Promoting Industrial Self-Reliance in India

GS3 – Indian Economy

Context

India’s pursuit of Aatmanirbhar Bharat and Viksit Bharat@2047 aims at achieving self-reliance in key industries like automotive and capital goods, guided by sustainable initiatives from the Ministry of Heavy Industries.

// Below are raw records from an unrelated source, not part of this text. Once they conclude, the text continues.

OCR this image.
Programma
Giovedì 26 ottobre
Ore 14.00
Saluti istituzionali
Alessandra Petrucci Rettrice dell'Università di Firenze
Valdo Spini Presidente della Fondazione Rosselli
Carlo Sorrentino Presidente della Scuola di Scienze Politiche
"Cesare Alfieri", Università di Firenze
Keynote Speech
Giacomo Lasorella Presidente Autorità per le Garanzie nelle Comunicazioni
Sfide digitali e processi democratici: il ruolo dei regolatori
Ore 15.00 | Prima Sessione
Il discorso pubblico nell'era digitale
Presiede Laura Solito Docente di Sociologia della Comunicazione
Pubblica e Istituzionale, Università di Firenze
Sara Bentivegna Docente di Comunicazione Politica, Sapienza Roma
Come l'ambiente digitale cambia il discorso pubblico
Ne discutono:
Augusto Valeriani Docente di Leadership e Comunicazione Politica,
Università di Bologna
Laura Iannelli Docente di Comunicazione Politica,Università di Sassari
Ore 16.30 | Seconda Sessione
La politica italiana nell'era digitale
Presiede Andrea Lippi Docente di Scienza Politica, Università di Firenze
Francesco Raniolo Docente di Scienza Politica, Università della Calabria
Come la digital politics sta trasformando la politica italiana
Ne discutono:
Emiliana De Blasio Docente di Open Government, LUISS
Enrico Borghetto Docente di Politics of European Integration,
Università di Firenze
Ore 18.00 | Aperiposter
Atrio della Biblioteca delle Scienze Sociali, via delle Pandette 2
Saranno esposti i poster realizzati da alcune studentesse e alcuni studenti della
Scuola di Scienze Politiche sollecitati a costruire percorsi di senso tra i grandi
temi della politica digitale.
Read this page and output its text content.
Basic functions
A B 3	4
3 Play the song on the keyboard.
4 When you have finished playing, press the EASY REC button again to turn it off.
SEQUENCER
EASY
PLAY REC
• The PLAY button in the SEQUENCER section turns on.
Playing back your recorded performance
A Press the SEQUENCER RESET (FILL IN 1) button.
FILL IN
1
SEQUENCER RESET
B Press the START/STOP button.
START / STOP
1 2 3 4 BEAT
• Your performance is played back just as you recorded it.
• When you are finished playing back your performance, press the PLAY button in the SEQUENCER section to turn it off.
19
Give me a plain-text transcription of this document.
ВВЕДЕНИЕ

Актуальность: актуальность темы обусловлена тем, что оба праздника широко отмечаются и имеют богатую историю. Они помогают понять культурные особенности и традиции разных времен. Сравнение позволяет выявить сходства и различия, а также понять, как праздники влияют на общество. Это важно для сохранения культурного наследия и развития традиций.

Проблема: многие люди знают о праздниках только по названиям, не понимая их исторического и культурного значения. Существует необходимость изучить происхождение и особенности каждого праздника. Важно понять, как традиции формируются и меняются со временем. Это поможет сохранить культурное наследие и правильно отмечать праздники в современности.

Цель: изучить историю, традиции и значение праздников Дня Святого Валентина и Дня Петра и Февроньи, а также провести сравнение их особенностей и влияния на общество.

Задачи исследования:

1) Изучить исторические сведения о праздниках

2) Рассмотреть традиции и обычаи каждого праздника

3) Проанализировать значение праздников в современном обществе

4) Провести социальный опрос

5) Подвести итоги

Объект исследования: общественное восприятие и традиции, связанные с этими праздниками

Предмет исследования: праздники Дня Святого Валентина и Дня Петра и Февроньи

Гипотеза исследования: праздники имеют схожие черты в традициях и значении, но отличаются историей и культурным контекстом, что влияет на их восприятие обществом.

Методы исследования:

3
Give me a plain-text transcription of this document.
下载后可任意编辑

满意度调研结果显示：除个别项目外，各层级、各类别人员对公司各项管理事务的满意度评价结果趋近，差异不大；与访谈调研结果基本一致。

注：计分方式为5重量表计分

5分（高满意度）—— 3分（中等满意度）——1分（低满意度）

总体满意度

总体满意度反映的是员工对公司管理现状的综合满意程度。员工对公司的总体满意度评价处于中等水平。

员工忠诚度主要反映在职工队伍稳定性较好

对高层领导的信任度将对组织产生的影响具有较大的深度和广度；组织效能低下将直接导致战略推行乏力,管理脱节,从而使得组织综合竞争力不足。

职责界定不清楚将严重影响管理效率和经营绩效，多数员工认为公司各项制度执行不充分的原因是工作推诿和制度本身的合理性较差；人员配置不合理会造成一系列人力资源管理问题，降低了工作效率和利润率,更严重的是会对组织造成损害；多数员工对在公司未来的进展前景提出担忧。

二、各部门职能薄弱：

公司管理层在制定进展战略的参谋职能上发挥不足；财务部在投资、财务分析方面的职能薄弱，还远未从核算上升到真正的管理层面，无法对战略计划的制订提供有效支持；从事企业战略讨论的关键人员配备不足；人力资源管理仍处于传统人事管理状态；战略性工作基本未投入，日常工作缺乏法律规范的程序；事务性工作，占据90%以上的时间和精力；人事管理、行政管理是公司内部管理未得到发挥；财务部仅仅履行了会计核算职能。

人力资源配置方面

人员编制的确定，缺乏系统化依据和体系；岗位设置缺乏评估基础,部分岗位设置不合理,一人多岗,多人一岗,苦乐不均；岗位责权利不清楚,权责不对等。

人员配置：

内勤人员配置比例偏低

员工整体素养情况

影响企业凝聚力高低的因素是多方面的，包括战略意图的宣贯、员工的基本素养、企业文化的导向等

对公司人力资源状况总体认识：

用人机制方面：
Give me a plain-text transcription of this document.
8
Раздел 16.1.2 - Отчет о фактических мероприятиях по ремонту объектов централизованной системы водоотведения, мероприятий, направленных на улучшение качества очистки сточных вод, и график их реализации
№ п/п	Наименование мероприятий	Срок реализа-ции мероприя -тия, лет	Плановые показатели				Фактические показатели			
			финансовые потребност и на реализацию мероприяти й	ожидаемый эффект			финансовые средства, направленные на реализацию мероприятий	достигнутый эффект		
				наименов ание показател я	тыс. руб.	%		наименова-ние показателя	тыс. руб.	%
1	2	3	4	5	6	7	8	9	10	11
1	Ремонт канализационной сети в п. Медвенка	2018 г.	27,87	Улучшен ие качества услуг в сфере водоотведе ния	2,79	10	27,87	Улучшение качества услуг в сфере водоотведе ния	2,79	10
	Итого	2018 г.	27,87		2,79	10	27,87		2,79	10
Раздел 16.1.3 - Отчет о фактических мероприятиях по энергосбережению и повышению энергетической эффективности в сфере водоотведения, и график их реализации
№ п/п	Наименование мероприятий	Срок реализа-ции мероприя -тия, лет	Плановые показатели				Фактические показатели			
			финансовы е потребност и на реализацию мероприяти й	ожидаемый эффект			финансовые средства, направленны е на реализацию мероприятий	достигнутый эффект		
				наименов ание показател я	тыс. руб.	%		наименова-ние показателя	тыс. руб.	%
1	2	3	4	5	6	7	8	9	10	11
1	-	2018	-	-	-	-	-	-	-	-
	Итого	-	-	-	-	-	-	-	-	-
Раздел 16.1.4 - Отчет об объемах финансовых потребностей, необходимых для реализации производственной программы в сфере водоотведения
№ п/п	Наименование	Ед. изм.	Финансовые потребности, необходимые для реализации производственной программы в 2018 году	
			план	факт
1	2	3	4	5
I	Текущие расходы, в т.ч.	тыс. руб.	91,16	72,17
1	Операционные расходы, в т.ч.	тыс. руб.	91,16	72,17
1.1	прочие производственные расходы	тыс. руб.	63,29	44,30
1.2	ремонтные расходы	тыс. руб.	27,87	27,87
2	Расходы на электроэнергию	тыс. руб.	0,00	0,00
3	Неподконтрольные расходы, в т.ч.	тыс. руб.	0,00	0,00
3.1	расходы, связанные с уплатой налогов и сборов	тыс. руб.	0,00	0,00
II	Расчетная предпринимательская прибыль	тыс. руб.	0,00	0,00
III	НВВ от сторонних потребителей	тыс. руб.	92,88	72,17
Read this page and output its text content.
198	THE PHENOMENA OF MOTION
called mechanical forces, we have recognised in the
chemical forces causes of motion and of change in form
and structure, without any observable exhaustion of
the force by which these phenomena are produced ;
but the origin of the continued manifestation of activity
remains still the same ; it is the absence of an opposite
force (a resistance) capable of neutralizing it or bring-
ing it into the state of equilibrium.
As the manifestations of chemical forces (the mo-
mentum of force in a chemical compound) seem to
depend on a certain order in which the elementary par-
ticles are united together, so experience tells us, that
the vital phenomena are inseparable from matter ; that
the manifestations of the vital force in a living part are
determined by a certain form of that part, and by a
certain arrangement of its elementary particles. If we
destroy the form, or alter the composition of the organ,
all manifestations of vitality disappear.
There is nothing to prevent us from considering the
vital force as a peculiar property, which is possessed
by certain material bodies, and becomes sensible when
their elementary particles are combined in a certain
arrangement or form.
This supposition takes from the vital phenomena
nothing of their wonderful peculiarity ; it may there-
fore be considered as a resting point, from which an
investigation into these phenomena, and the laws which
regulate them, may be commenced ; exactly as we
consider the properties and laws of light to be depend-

Major Initiatives Enhancing Self-Reliance
  • Production-Linked Incentive (PLI) Schemes:
    • Automobile Components:
      • ₹25,938 crore allocated (FY23–FY27) to boost domestic output of Advanced Automotive Technology (AAT).
      • Six OEMs and seven component makers have surpassed 50% local value addition.
    • Advanced Chemistry Cell (ACC):
      • ₹18,100 crore sanctioned to encourage domestic EV battery production, cut imports, and improve affordability and quality.
  • Electric Vehicle (EV) Promotion:
    • FAME I & II:
      • These schemes promoted early adoption of EVs and built preliminary infrastructure.
    • PM E-DRIVE (2024):
      • Offers wide-ranging support for electric two/three-wheelers, buses, trucks, ambulances.
      • Upgrades testing and certification systems.
    • NITI Aayog’s 2030 Projections:
      • 70% commercial vehicles, 30% private cars, 40% buses, and 80% of two/three-wheelers will be electric.
  • Capital Goods Sector Development:
    • Competitiveness Enhancement Scheme:
      • Started in 2014 and scaled up in 2022 with ₹1,207 crore.
      • Aims at strengthening MSMEs via Samarth centres and advanced skilling.
      • Sector size increased from ₹1.59 lakh crore (FY15) to ₹3.84 lakh crore (FY25).
    • High-Growth Sub-sectors:
      • Output in machine tools, textile machinery, and heavy construction equipment has tripled.
  • Domestic Production of Rare Earth Magnets:
    • Focused on reducing reliance on imports, especially for sectors like EVs, wind energy, and electronics, through R&D and global partnerships.
  • Accelerating Innovation:
    • CAMRAS Programme (IISc Bengaluru):
      • Promotes innovation in robotics, space, defence, and green technologies via public–private collaboration.
Impact of India’s Automotive Transition
  • Global Standing:
    • India is now the 3rd largest automobile market, surpassing Japan.
  • EV Growth:
    • EV sales jumped from 2,343 units (FY15) to 19.67 lakh units (FY25) due to FAME and state-led initiatives.
  • Energy and Environmental Gains:
    • Supports India’s Net Zero 2070 goal by reducing oil imports and promoting cleaner mobility.
  • Strengthened Industrial Ecosystem:
    • Develops robust EV-related supply chains, including for batteries, semiconductors, and charging infrastructure.
  • Boost to Exports:
    • Enhances India’s presence in the global EV and auto components market.
  • Job Creation:
    • Expands employment opportunities in R&D, manufacturing, and green mobility sectors.